Most refugees enter Ireland as asylum seekers without assistance from UNHCR. If their fear of persecution is assessed as being well-founded through the refugee determination system conducted by the Irish asylum authorities, they are granted refugee status. 

Resettled refugees, on the other hand, are transferred from an asylum country to another State that has agreed to admit them and ultimately grant them permanent settlement. UNHCR is mandated by its Statute and the UN General Assembly Resolutions to undertake resettlement as one of the three durable solutions (the others being voluntary repatriation and integration into the host country). Resettlement is unique in that it is the only durable solution that involves the relocation of refugees from an asylum country to a third country.

Between 2000 and 2014 Ireland resettled over 1,200 refugees from almost 30 nationalities. The Irish Refugee Protection Programme was established in 2015 in response to the humanitarian crisis that developed in Southern Europe as a consequence of forced displacement from areas of conflict in the Middle East and Africa. 1,913 refugees arrived on resettlement under that programme between 2015 and 2019.

In December 2019, the Irish government committed to a new refugee protection programme, to expand its community sponsorship programme and to increase its annual resettlement quota by 50 each year over the next four years: 650 in 2020, 700 in 2021, 750 in 2022 and 800 in 2023.
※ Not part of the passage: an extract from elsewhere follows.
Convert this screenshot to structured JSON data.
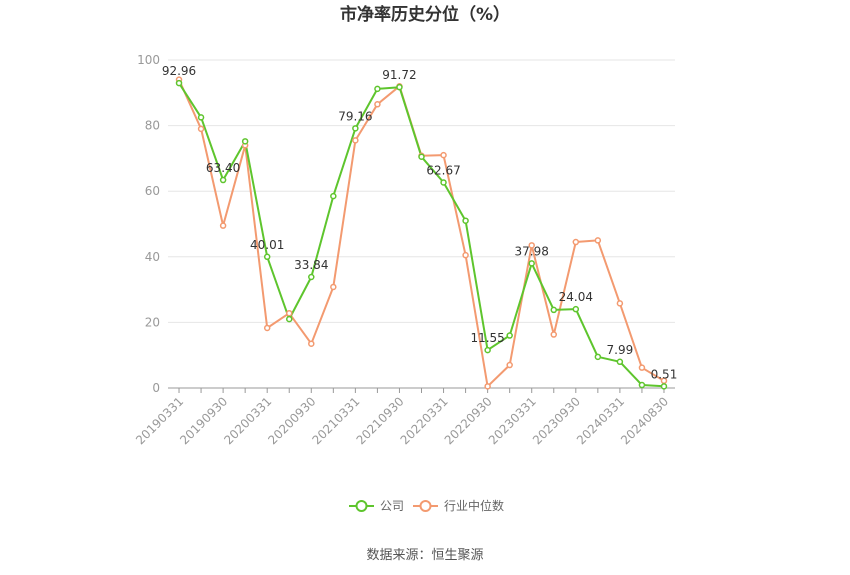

While resettlement involves the movement of refugees from a country outside of the EU to an EU Member State, relocation refers to the movement of refugees from one EU Member State to another. It is an intra-EU process, in which Member States help another Member State to cope with the pressure of hosting a relatively large refugee population by agreeing to receive a number of them. Relocation is an expression of internal EU solidarity and burden-sharing, particularly with those countries at the borders of Europe that receive a high number of refugees. Between 2015 and 2018, Ireland welcomed 1,022 people under this programme, the vast majority of whom came from Greece. 

Community Sponsorship programme 

The community sponsorship programme gives communities the opportunity to provide sanctuary to people fleeing war and persecution. Sponsorship was first piloted in  December 2018 with the arrival of a Syrian family to Dunshaughlin, Co. Meath. It is expected that up to 50 refugees will arrive in Ireland during the pilot phase of Community Sponsorship which will last till October 2019. For more information, please click here

Humanitarian Admissions Programme (IHAP)

The IHAP programme was established to provide humanitarian admission to Ireland for 530 eligible family members of Irish citizens and those with protection status in Ireland. A second call for proposals under the IHAP issued in December 2018, with a closing date for proposals of the 8 February 2019.

In the last open call for IHAP applications, the proposed beneficiaries had to be nationals of one of the following ten countries and be residing in that country, a neighbouring country and/or be registered with UNHCR:

  1. Syrian Arab Republic
  2. Afghanistan
  3. South Sudan
  4. Somalia
  5. Sudan
  1. Democratic Republic of the Congo
  2. Central African Republic
  3. Myanmar
  4. Eritrea
  5. Burundi

Syrian Humanitarian Admission Programme

In addition to Ireland’s established refugee resettlement and relocation programmes, the government introduced a once-off private sponsorship scheme in 2014 in response to the deteriorating crisis in Syria: the Syrian Humanitarian Admission Programme (SHAP).

Applications for SHAP could be made during a six week period between 14 March 2014 and 30 April 2014. SHAP allowed Irish citizens of Syrian birth and Syrian nationals lawfully resident in Ireland to apply to bring family members in Syria, or displaced from Syria in surrounding countries, to Ireland. Each sponsor was able to submit applications for up to four ‘of their most vulnerable family members’, while prioritising two.

The Family Reunification Unit in the Irish Naturalisation and Immigration Service (INIS) had responsibility for receiving and processing applications made under SHAP. Ireland provided permission to reside in Ireland to 119  persons utilising the SHAP scheme out of applications made on behalf of 308 persons. The SHAP beneficiaries were initially permitted to reside in Ireland for 2 years.